Henderson searches for efficiency in closer role

Henderson searches for efficiency in closer role

LOS ANGELES -- Jim Henderson is getting the job done as the Brewers' closer, but has been forced to work a bit harder than he would like.

Henderson converted each of his first six save opportunities after taking over for John Axford and entered Sunday with an 0.82 ERA. That's very good. What's not so good, manager Ron Roenicke noted, are Henderson's pitch counts, which have topped 20 in three of his saves, including a 30-pitch effort against the Cubs on April 8.

Saturday's save against the Dodgers required 23 pitches, though five were thrown after third baseman Yuniesky Betancourt's error on what could have been a game-ending groundout. Henderson was more upset about the seven pitches he threw five batters earlier, when he walked Nick Punto with the dangerous Adrian Gonzalez on deck.

"That can't happen," Henderson said. "I have to improve those areas. I have to get the guys I need to get out, go after them. That was my goal when I talked to you guys earlier, to not beat myself. I have to work on that."

It's mostly a matter of mechanics, Henderson said.

"With my delivery and how funky it is, it's all about timing," he said. "If one little thing is off in my delivery, it causes it to go up and away to the lefty. I have to make sure that arm is in the right position and everything."

He added, "I thought about it last night, and the positive of it is that I'm not as sharp as I [can be], but I'm getting the job done."

He is also enjoying the role, though Henderson has been clear that he would like to see Axford win it back at some point.

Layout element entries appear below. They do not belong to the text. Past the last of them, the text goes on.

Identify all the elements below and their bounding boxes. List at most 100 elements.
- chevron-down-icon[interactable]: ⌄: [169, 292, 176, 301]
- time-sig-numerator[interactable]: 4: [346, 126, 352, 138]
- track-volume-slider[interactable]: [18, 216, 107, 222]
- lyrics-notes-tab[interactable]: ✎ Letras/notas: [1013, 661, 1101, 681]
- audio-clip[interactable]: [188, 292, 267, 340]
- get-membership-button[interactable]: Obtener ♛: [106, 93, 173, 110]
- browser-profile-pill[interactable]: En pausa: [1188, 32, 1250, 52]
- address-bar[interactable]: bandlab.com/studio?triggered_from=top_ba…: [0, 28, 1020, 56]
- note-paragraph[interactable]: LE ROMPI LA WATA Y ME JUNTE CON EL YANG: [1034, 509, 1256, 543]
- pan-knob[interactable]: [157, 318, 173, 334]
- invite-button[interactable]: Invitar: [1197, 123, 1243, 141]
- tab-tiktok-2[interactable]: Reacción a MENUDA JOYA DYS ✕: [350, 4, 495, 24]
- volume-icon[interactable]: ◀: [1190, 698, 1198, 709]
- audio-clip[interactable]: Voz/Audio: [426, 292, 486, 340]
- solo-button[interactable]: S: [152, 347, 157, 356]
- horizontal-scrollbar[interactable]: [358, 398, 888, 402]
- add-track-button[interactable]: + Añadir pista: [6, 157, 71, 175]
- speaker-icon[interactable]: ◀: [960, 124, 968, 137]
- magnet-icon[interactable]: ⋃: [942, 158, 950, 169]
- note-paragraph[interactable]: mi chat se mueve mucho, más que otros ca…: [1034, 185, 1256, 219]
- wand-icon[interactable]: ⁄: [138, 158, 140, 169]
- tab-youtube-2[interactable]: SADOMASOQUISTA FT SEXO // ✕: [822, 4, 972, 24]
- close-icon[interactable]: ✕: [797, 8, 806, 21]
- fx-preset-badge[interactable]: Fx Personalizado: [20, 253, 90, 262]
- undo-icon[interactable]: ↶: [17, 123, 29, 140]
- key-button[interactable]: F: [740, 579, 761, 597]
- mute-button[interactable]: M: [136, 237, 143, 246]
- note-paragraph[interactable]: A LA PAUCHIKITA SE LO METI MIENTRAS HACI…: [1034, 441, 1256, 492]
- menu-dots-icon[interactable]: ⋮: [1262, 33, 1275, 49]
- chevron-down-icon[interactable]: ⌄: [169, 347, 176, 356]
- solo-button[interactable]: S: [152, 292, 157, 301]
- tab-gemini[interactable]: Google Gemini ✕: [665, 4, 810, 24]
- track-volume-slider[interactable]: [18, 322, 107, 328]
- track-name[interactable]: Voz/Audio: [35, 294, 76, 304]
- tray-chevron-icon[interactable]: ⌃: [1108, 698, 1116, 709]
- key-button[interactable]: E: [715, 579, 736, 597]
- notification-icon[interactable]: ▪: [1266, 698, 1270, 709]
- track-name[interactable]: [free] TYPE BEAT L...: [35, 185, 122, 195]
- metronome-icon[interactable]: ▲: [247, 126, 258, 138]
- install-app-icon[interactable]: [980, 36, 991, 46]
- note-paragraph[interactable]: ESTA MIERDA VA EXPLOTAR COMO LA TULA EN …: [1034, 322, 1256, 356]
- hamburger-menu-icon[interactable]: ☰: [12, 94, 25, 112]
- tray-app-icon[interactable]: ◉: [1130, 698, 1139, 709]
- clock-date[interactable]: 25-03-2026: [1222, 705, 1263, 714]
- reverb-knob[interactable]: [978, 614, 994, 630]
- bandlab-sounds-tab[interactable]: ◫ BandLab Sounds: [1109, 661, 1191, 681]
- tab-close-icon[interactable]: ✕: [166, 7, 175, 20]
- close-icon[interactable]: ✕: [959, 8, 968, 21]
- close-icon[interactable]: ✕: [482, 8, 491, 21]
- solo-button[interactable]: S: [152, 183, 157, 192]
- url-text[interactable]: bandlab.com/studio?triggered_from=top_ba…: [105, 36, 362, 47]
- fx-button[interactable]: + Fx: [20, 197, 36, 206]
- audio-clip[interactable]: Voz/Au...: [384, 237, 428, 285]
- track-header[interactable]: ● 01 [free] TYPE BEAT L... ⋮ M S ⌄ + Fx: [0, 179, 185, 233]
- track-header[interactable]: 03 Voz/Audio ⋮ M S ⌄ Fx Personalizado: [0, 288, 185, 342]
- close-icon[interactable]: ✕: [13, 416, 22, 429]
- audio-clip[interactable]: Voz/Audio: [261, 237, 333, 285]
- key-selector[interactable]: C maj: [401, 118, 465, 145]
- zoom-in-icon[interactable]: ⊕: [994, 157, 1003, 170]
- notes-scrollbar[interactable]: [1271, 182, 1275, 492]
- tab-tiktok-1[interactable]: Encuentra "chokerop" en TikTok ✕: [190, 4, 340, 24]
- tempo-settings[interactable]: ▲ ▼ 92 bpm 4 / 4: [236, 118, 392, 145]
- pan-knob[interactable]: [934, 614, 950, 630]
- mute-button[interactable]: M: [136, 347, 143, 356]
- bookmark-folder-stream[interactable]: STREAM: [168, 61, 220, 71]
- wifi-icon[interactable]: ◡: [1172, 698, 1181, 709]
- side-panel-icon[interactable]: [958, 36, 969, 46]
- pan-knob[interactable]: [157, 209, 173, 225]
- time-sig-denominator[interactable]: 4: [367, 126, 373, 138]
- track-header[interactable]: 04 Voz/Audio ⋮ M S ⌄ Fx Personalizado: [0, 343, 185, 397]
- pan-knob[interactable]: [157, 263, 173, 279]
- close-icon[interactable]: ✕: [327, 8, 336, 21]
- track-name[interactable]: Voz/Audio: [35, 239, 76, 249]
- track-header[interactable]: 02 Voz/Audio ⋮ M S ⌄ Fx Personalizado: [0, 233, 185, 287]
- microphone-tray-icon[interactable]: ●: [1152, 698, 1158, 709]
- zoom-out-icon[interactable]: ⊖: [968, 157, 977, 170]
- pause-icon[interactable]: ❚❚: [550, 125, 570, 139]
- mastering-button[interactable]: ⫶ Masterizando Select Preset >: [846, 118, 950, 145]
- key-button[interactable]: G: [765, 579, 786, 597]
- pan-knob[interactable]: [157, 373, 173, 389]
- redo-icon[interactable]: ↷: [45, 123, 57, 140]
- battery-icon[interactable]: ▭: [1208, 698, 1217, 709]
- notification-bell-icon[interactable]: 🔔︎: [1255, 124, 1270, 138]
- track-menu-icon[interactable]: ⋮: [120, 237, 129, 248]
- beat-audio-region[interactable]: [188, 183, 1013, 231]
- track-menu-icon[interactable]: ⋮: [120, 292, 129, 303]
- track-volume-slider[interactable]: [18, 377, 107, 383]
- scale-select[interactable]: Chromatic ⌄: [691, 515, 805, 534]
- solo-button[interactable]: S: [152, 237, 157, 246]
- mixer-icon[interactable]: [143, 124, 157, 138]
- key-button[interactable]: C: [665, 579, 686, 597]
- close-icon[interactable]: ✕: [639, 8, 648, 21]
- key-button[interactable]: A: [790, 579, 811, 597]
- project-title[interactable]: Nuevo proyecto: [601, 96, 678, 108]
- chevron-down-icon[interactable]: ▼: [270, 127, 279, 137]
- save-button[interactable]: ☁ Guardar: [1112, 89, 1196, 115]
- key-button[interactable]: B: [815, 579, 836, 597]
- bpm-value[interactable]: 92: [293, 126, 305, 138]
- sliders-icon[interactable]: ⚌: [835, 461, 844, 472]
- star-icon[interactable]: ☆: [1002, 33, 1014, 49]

Their relationship is similar to the one Axford had with Trevor Hoffman in 2010, when Axford took over amid Hoffman's early-season struggles and essentially never let the job go.

When the Brewers visited San Diego last week, the trio went to lunch together.

"Ax told me, 'Hey, we're going to lunch if you want to go.' Any human being in the world is not going to pass that up," Henderson said. "Trevor said to Ax, 'Now you know how it feels.' It was a good compliment to me, and it was probably good that we could joke about it."